President Abdel Fattah El Sisi, on social media, thanked everyone who took part in the effort to refloat the Ever Given, saying the operation was carried out in the face of "massive technical complexity".
"The world can now rest assured about the passage of goods and needs through this pivotal shipping route ... Egyptians today proved that they are always up to the challenge," he wrote.
While Suez Canal Authorities work to clear the backlog of ships, dozens of vessels have opted for the alternate route around the Cape of Good Hope at Africa’s southern tip – a 5,000-kilometre detour that adds at least two weeks to journeys and costs ships hundreds of thousands of dollars in fuel and other costs.
On Monday morning, Suez Canal Authority chairman Osama Rabie said that the Ever Given has been turned "80 per cent in the right direction," and that "the stern [had been] moved 102 metres from the shore".
Previous attempts to move the vessel had only succeeded in moving it less than 10 metres.
Shipping experts, including a captain in contact with people at the scene who spoke to The National, said that the early progress was significant.
But ship owner Shoei Kisen Kaisha Ltd warned that it had not been fully refloated, with the bow still jammed in sand and mud.
The company also warned that a window of opportunity to fully move the vessel would depend on tides.
Efforts continued through the day on Monday until the ship appeared to have been freed mid afternoon.
Just before the ship was freed, it appeared there had been a major set back as it swung back through the channel although sources said it did not reground.
Oil prices fell on news that the stern of the ship had been freed from the sand and mud after extensive dredging around the stranded vessel. More than 400 ships are now stuck partway through the canal, at either entrance or en route.
Captain Farhad Patel, director of Sharaf shipping agency, told The National after the early progress that things were moving "positively".
"We have to be clear, the vessel has just refloated and the canal authorities and the salvage companies are making all attempts to clear the canal,” he said.
"Presently, we have been advised that the tugs have been positioned in a pull-off manoeuvre so that the bow can be freed, thus freeing the vessel from her aground position."
Efforts have been intensifying to push and pull the Ever Given with 10 tugboats and dredgers vacuuming up 27,000 cubic metres of sand.

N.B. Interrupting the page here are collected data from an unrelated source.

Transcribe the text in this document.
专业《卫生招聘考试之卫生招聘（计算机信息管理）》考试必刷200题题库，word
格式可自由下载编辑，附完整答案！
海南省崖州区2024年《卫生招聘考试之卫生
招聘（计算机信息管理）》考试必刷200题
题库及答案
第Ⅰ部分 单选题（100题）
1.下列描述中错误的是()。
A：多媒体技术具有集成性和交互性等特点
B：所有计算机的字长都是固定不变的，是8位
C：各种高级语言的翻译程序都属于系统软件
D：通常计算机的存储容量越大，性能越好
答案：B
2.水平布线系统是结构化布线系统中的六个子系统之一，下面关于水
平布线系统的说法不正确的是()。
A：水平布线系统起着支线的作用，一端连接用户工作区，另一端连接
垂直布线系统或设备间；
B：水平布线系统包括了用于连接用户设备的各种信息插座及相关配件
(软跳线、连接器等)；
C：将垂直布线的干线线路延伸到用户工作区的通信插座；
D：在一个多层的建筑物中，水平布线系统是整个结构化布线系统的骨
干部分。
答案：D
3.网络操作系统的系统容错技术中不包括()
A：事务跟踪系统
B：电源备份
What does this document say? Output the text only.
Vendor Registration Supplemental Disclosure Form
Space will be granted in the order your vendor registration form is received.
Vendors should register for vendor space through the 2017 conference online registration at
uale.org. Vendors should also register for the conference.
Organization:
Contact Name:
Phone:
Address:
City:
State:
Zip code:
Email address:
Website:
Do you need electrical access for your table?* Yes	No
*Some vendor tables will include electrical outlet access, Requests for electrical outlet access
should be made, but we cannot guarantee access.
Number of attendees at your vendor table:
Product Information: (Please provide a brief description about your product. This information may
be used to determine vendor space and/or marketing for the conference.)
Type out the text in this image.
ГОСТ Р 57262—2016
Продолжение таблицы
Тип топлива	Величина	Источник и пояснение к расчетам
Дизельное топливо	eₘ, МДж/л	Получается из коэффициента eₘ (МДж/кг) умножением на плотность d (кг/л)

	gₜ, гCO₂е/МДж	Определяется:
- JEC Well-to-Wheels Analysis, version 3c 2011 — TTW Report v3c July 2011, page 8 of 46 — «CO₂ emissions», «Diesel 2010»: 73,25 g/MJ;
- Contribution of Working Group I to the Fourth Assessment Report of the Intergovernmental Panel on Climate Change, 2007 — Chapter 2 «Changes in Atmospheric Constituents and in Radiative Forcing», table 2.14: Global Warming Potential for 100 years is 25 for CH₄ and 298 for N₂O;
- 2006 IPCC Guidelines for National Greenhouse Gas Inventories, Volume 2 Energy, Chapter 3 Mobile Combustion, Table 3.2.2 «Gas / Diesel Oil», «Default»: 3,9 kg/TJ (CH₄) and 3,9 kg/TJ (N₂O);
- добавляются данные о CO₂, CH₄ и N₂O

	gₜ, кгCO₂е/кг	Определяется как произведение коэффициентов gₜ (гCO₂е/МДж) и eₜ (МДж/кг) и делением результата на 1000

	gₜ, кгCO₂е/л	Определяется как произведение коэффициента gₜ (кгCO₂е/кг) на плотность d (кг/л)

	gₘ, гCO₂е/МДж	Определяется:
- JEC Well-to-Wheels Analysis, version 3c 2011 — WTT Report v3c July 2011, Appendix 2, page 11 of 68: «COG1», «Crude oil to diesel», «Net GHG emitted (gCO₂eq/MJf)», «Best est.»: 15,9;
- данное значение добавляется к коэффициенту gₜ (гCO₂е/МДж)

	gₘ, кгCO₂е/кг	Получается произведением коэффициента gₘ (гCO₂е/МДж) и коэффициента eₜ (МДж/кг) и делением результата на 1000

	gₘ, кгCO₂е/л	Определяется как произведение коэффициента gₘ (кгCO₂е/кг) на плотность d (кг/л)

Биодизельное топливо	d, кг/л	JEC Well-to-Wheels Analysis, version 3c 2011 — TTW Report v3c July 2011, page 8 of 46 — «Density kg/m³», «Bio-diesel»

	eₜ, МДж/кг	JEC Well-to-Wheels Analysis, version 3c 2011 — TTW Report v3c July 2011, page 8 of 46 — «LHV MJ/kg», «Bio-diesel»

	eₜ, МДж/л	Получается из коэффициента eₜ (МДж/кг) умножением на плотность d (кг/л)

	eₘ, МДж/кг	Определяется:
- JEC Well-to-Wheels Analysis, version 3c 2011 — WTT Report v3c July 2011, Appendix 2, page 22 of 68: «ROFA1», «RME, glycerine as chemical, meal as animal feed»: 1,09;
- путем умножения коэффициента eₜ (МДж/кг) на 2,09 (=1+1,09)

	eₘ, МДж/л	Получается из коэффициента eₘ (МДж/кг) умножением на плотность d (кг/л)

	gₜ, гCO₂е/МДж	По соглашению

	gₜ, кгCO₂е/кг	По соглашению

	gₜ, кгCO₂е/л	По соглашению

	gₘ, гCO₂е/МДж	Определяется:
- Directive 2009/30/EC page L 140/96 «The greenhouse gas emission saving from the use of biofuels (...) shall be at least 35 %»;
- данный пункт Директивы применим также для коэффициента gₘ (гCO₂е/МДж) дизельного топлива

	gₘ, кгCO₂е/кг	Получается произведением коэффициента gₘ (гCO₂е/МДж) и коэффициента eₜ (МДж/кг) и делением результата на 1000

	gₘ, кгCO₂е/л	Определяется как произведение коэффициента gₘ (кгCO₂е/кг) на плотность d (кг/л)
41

A total of 17 tugboats and support vessels were involved in the last big effort to move the ship.
Video shared online early on Monday claimed to show the moments after the boat was refloated, with Suez Canal authority personnel heard rejoicing and shouting "Allahu Akbar".
The tugs include the Dutch-registered Alp Guard and the Italian-registered Carlo Magno, according to Leth Agencies. The two vessels arrived at the canal over the last 24 hours.
Mohab Mamish, a presidential adviser for canal projects and former canal authority chief, said a third attempt would be made at 4.30pm local time.
More than 450 ships are now stuck waiting or anchored in open sea at the Red Sea or the Mediterranean close to both ends of the canal.
The backlog is one more strain for international supply chains already stretched by the pandemic as the canal is a conduit for about 12 per cent of global trade.
Saudi Arabia threw a lifeline to shipping companies on Monday saying that vessels docked at Jeddah port would be exempt from paying storage fees for 60 days.
The decision was made to assist supply chains and global transport, with Saudi Arabia's general authority for ports saying Jeddah, which is around 1,000km south of Suez and en route for ships headed to the canal, is able to accommodate a large number of vessels.